Rei Guilherme I da Escócia
(1143-1214)

Guilherme nasceu em 1143, no ano em que se dá a independência de Portugal. Viveu 71 anos (o que, para a altura, era considerado um feito) e reinou 48 anos e 360 dias. Depois da sua morte, ficou conhecido como “O Leão”, devido à sua tenacidade e ao seu espírito militar. Esta alcunha veio do símbolo que transportava na sua bandeira durante as batalhas – um leão vermelho. Durante um período de guerra com Inglaterra, Guilherme foi capturado por Henrique II de Inglaterra. Em troca, teve de ceder parte do seu reino – mais tarde conseguiu recuperar o território perdido. Teve o segundo reinado mais comprido da história da Escócia (depois de Jaime I) e, apesar de o seu casamento ter sido arranjado e de não ter sido bem-sucedido, conseguiu deixar vários filhos – duas das suas descendentes viriam a casar com os filhos do conhecido rei inglês João Sem Terra.

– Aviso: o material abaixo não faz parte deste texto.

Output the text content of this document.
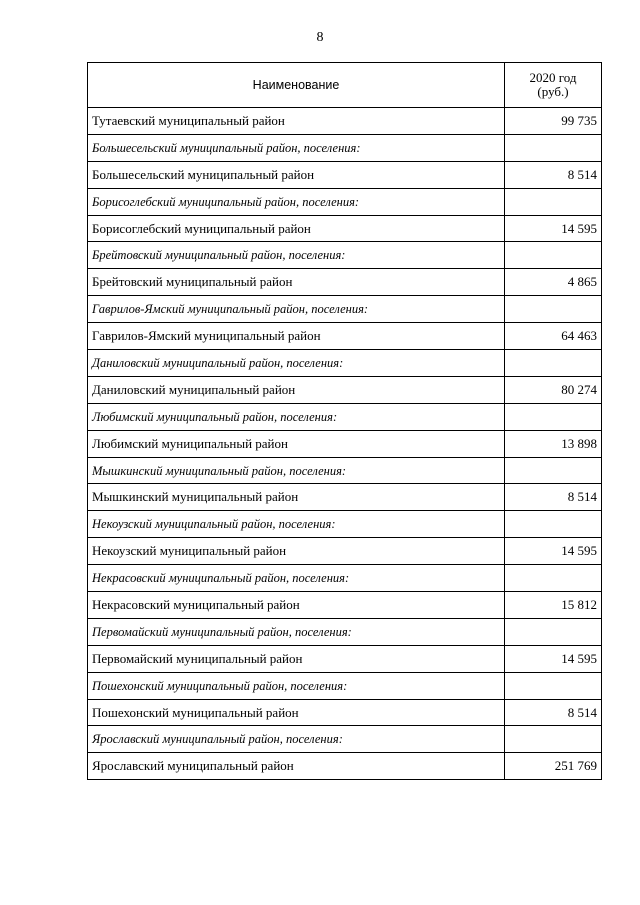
8
Наименование	2020 год
(руб.)

Тутаевский муниципальный район	99 735
Большесельский муниципальный район, поселения:	
Большесельский муниципальный район	8 514
Борисоглебский муниципальный район, поселения:	
Борисоглебский муниципальный район	14 595
Брейтовский муниципальный район, поселения:	
Брейтовский муниципальный район	4 865
Гаврилов-Ямский муниципальный район, поселения:	
Гаврилов-Ямский муниципальный район	64 463
Даниловский муниципальный район, поселения:	
Даниловский муниципальный район	80 274
Любимский муниципальный район, поселения:	
Любимский муниципальный район	13 898
Мышкинский муниципальный район, поселения:	
Мышкинский муниципальный район	8 514
Некоузский муниципальный район, поселения:	
Некоузский муниципальный район	14 595
Некрасовский муниципальный район, поселения:	
Некрасовский муниципальный район	15 812
Первомайский муниципальный район, поселения:	
Первомайский муниципальный район	14 595
Пошехонский муниципальный район, поселения:	
Пошехонский муниципальный район	8 514
Ярославский муниципальный район, поселения:	
Ярославский муниципальный район	251 769
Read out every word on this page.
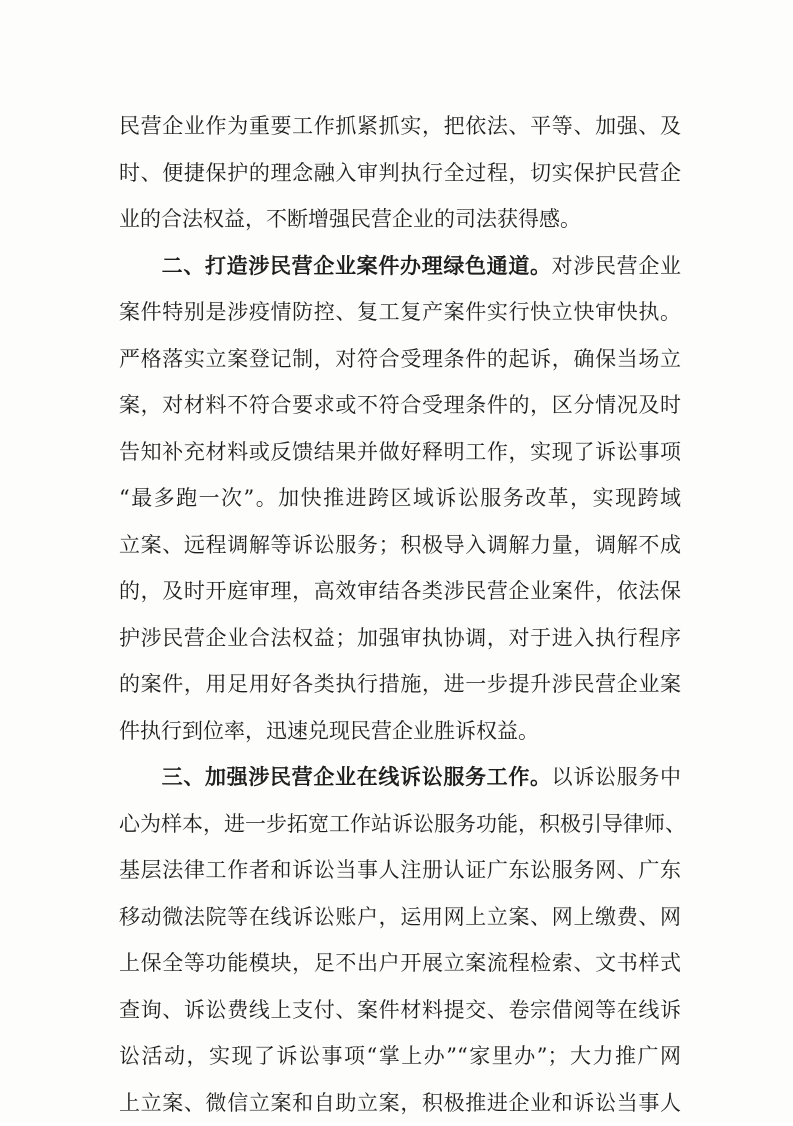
民营企业作为重要工作抓紧抓实，把依法、平等、加强、及
时、便捷保护的理念融入审判执行全过程，切实保护民营企
业的合法权益，不断增强民营企业的司法获得感。
二、打造涉民营企业案件办理绿色通道。对涉民营企业
案件特别是涉疫情防控、复工复产案件实行快立快审快执。
严格落实立案登记制，对符合受理条件的起诉，确保当场立
案，对材料不符合要求或不符合受理条件的，区分情况及时
告知补充材料或反馈结果并做好释明工作，实现了诉讼事项
“最多跑一次”。加快推进跨区域诉讼服务改革，实现跨域
立案、远程调解等诉讼服务；积极导入调解力量，调解不成
的，及时开庭审理，高效审结各类涉民营企业案件，依法保
护涉民营企业合法权益；加强审执协调，对于进入执行程序
的案件，用足用好各类执行措施，进一步提升涉民营企业案
件执行到位率，迅速兑现民营企业胜诉权益。
三、加强涉民营企业在线诉讼服务工作。以诉讼服务中
心为样本，进一步拓宽工作站诉讼服务功能，积极引导律师、
基层法律工作者和诉讼当事人注册认证广东讼服务网、广东
移动微法院等在线诉讼账户，运用网上立案、网上缴费、网
上保全等功能模块，足不出户开展立案流程检索、文书样式
查询、诉讼费线上支付、案件材料提交、卷宗借阅等在线诉
讼活动，实现了诉讼事项“掌上办”“家里办”；大力推广网
上立案、微信立案和自助立案，积极推进企业和诉讼当事人
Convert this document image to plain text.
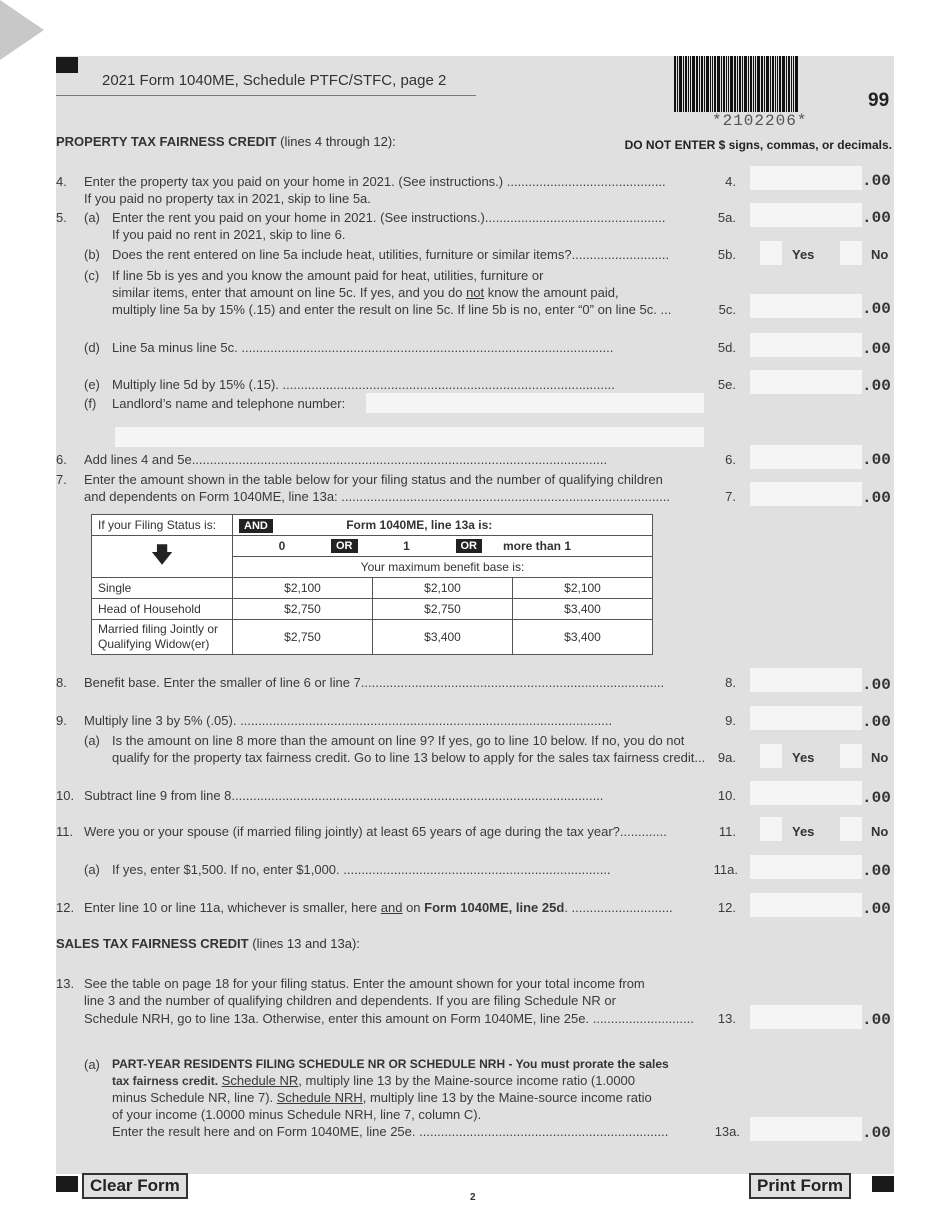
2021 Form 1040ME, Schedule PTFC/STFC, page 2
*2102206*
99
PROPERTY TAX FAIRNESS CREDIT (lines 4 through 12):	DO NOT ENTER $ signs, commas, or decimals.
4. Enter the property tax you paid on your home in 2021. (See instructions.) ............................................	4.
If you paid no property tax in 2021, skip to line 5a.
.00
5. (a) Enter the rent you paid on your home in 2021. (See instructions.)..................................................	5a.
If you paid no rent in 2021, skip to line 6.
.00
(b) Does the rent entered on line 5a include heat, utilities, furniture or similar items?...........................	5b.	Yes	No
(c) If line 5b is yes and you know the amount paid for heat, utilities, furniture or
similar items, enter that amount on line 5c. If yes, and you do not know the amount paid,
multiply line 5a by 15% (.15) and enter the result on line 5c. If line 5b is no, enter “0” on line 5c. ...	5c.	.00
(d) Line 5a minus line 5c. .......................................................................................................	5d.	.00
(e) Multiply line 5d by 15% (.15). ............................................................................................	5e.	.00
(f) Landlord’s name and telephone number:
6. Add lines 4 and 5e...................................................................................................................	6.	.00
7. Enter the amount shown in the table below for your filing status and the number of qualifying children
and dependents on Form 1040ME, line 13a: ...........................................................................................	7.	.00
If your Filing Status is:	AND Form 1040ME, line 13a is:		
🡇	0 OR 1 OR more than 1		

	Your maximum benefit base is:		
Single	$2,100	$2,100	$2,100
Head of Household	$2,750	$2,750	$3,400
Married filing Jointly or
Qualifying Widow(er)	$2,750	$3,400	$3,400
8. Benefit base. Enter the smaller of line 6 or line 7....................................................................................	8.	.00
9. Multiply line 3 by 5% (.05). .......................................................................................................	9.	.00
(a) Is the amount on line 8 more than the amount on line 9? If yes, go to line 10 below. If no, you do not
qualify for the property tax fairness credit. Go to line 13 below to apply for the sales tax fairness credit... 9a.	Yes	No
10. Subtract line 9 from line 8.......................................................................................................	10.	.00
11. Were you or your spouse (if married filing jointly) at least 65 years of age during the tax year?.............	11.	Yes	No
(a) If yes, enter $1,500. If no, enter $1,000. ..........................................................................	11a.	.00
12. Enter line 10 or line 11a, whichever is smaller, here and on Form 1040ME, line 25d. ............................	12.	.00
SALES TAX FAIRNESS CREDIT (lines 13 and 13a):
13. See the table on page 18 for your filing status. Enter the amount shown for your total income from
line 3 and the number of qualifying children and dependents. If you are filing Schedule NR or
Schedule NRH, go to line 13a. Otherwise, enter this amount on Form 1040ME, line 25e. ............................	13.	.00
(a) PART-YEAR RESIDENTS FILING SCHEDULE NR OR SCHEDULE NRH - You must prorate the sales
tax fairness credit. Schedule NR, multiply line 13 by the Maine-source income ratio (1.0000
minus Schedule NR, line 7). Schedule NRH, multiply line 13 by the Maine-source income ratio
of your income (1.0000 minus Schedule NRH, line 7, column C).
Enter the result here and on Form 1040ME, line 25e. .....................................................................	13a.	.00
Clear Form
2
Print Form
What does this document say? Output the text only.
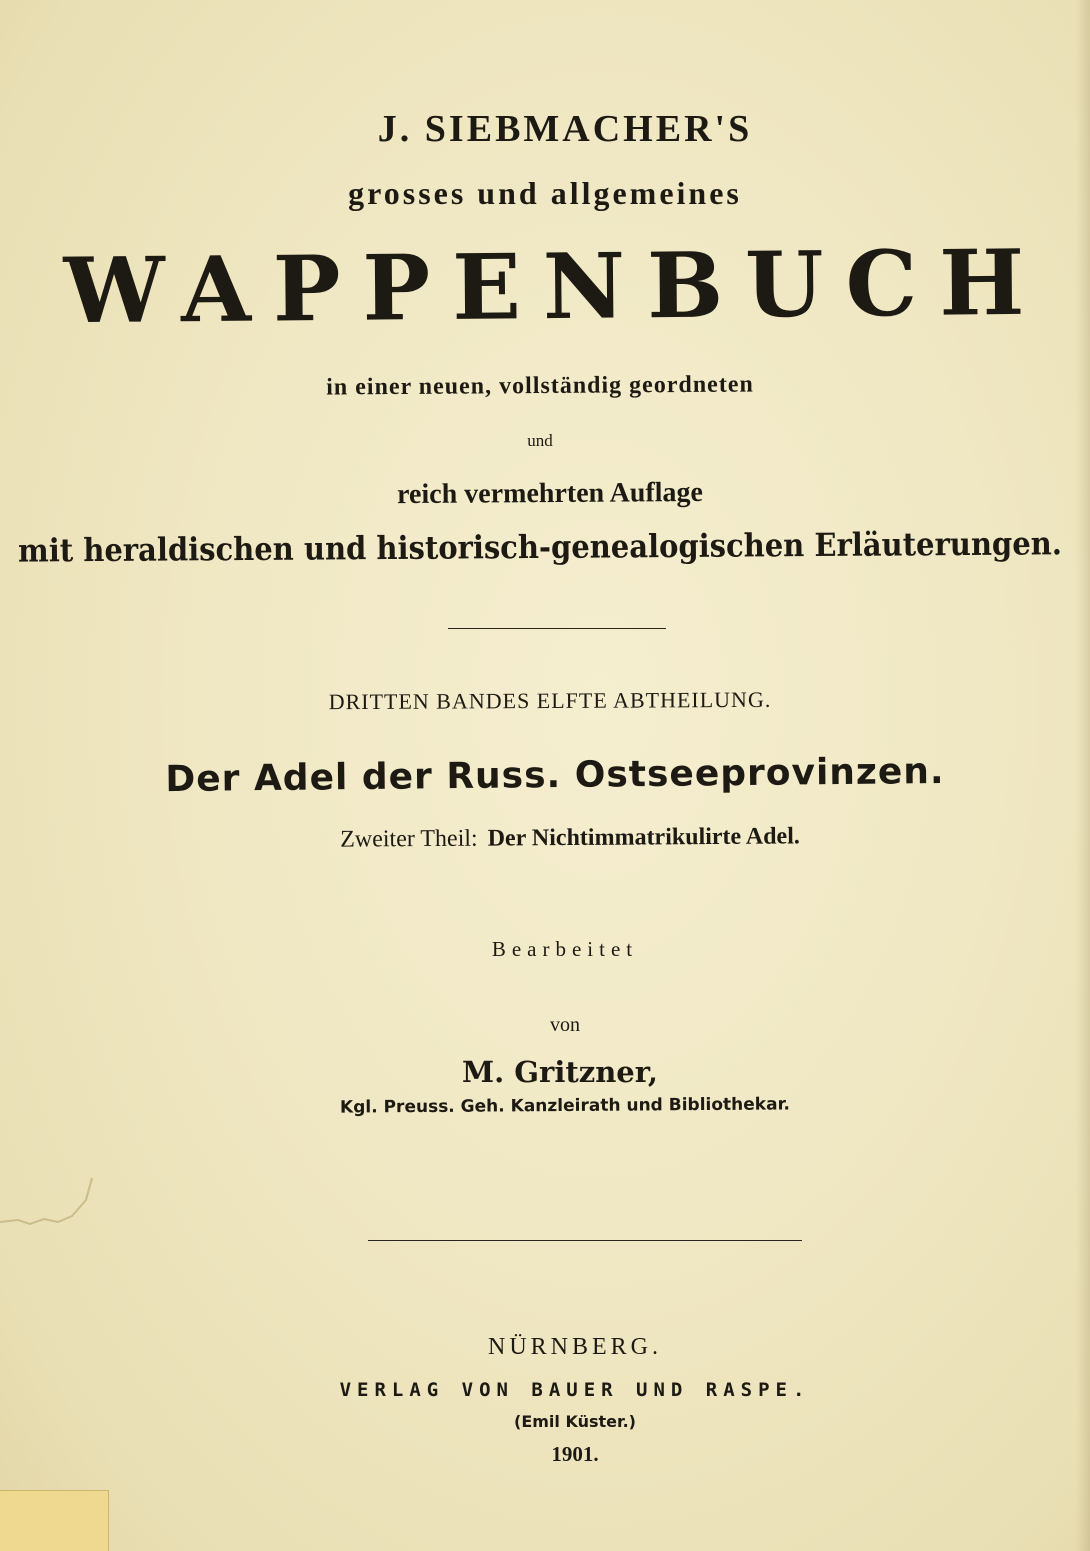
J. SIEBMACHER'S
grosses und allgemeines
WAPPENBUCH
in einer neuen, vollständig geordneten
und
reich vermehrten Auflage
mit heraldischen und historisch-genealogischen Erläuterungen.
DRITTEN BANDES ELFTE ABTHEILUNG.
Der Adel der Russ. Ostseeprovinzen.
Zweiter Theil: Der Nichtimmatrikulirte Adel.
Bearbeitet
von
M. Gritzner,
Kgl. Preuss. Geh. Kanzleirath und Bibliothekar.
NÜRNBERG.
VERLAG VON BAUER UND RASPE.
(Emil Küster.)
1901.
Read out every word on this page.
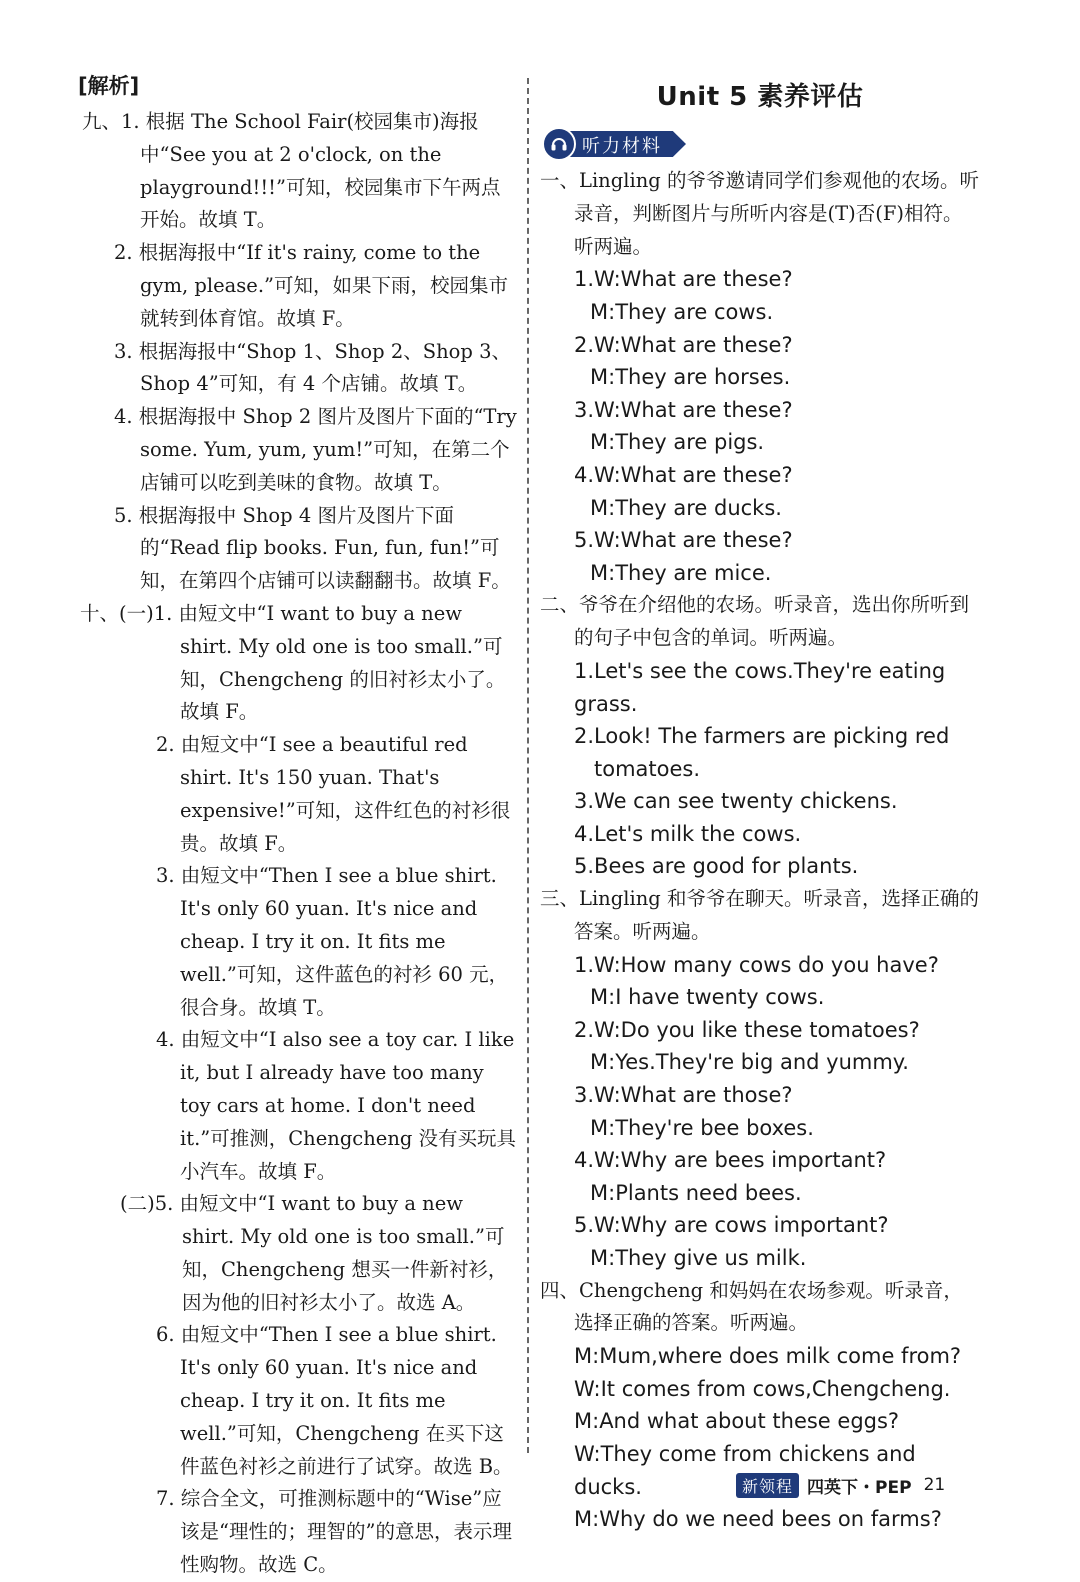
[解析]

九、1. 根据 The School Fair(校园集市)海报中“See you at 2 o'clock, on the playground!!!”可知，校园集市下午两点开始。故填 T。

2. 根据海报中“If it's rainy, come to the gym, please.”可知，如果下雨，校园集市就转到体育馆。故填 F。

3. 根据海报中“Shop 1、Shop 2、Shop 3、Shop 4”可知，有 4 个店铺。故填 T。

4. 根据海报中 Shop 2 图片及图片下面的“Try some. Yum, yum, yum!”可知，在第二个店铺可以吃到美味的食物。故填 T。

5. 根据海报中 Shop 4 图片及图片下面的“Read flip books. Fun, fun, fun!”可知，在第四个店铺可以读翻翻书。故填 F。

十、(一)1. 由短文中“I want to buy a new shirt. My old one is too small.”可知，Chengcheng 的旧衬衫太小了。故填 F。

2. 由短文中“I see a beautiful red shirt. It's 150 yuan. That's expensive!”可知，这件红色的衬衫很贵。故填 F。

3. 由短文中“Then I see a blue shirt. It's only 60 yuan. It's nice and cheap. I try it on. It fits me well.”可知，这件蓝色的衬衫 60 元，很合身。故填 T。

4. 由短文中“I also see a toy car. I like it, but I already have too many toy cars at home. I don't need it.”可推测，Chengcheng 没有买玩具小汽车。故填 F。

(二)5. 由短文中“I want to buy a new shirt. My old one is too small.”可知，Chengcheng 想买一件新衬衫，因为他的旧衬衫太小了。故选 A。

6. 由短文中“Then I see a blue shirt. It's only 60 yuan. It's nice and cheap. I try it on. It fits me well.”可知，Chengcheng 在买下这件蓝色衬衫之前进行了试穿。故选 B。

7. 综合全文，可推测标题中的“Wise”应该是“理性的；理智的”的意思，表示理性购物。故选 C。

Unit 5 素养评估
听力材料

一、Lingling 的爷爷邀请同学们参观他的农场。听录音，判断图片与所听内容是(T)否(F)相符。听两遍。

1.W:What are these?

M:They are cows.

2.W:What are these?

M:They are horses.

3.W:What are these?

M:They are pigs.

4.W:What are these?

M:They are ducks.

5.W:What are these?

M:They are mice.

二、爷爷在介绍他的农场。听录音，选出你所听到的句子中包含的单词。听两遍。

1.Let's see the cows.They're eating grass.

2.Look! The farmers are picking red

tomatoes.

3.We can see twenty chickens.

4.Let's milk the cows.

5.Bees are good for plants.

三、Lingling 和爷爷在聊天。听录音，选择正确的答案。听两遍。

1.W:How many cows do you have?

M:I have twenty cows.

2.W:Do you like these tomatoes?

M:Yes.They're big and yummy.

3.W:What are those?

M:They're bee boxes.

4.W:Why are bees important?

M:Plants need bees.

5.W:Why are cows important?

M:They give us milk.

四、Chengcheng 和妈妈在农场参观。听录音，选择正确的答案。听两遍。

M:Mum,where does milk come from?

W:It comes from cows,Chengcheng.

M:And what about these eggs?

W:They come from chickens and ducks.

M:Why do we need bees on farms?

新领程 四英下・PEP 21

D. João I. O homem que reinou mais tempo em Portugal

Temos uma longa história ligada à monarquia, mas nenhum rei português reinou tantos anos quanto Isabel II (ou até mesmo quanto a rainha Vitória ou o rei Jorge III). Ao contrário do que se pensa, o reinado de D. Afonso Henriques não foi o mais longo: o rei que governou mais tempo Portugal foi D. João I, que envergou a coroa durante 48 anos (1385-1433). “O de Boa Memória”, como ficou conhecido, foi o primeiro monarca português da Casa de Avis. O seu reinado ficou marcado pela Batalha de Aljubarrota contra o reino de Castela e a conquista de Ceuta, um ponto estratégico que viria a ser essencial para a expansão marítima portuguesa, período que viria a ser conhecido como os Descobrimentos. D. Afonso Henriques, fundador de Portugal, aparece no segundo lugar da lista, com um reinado de 46 anos (1139-1185). Tal como o seu antepassado,
D. Dinis também ocupou o trono durante 46 anos (1279-1325). O quarto lugar é ocupado por D. João V (44 anos de reinado, entre 1706 e 1750) e D. Afonso V (43 anos de reinado, entre 1433 e 1481).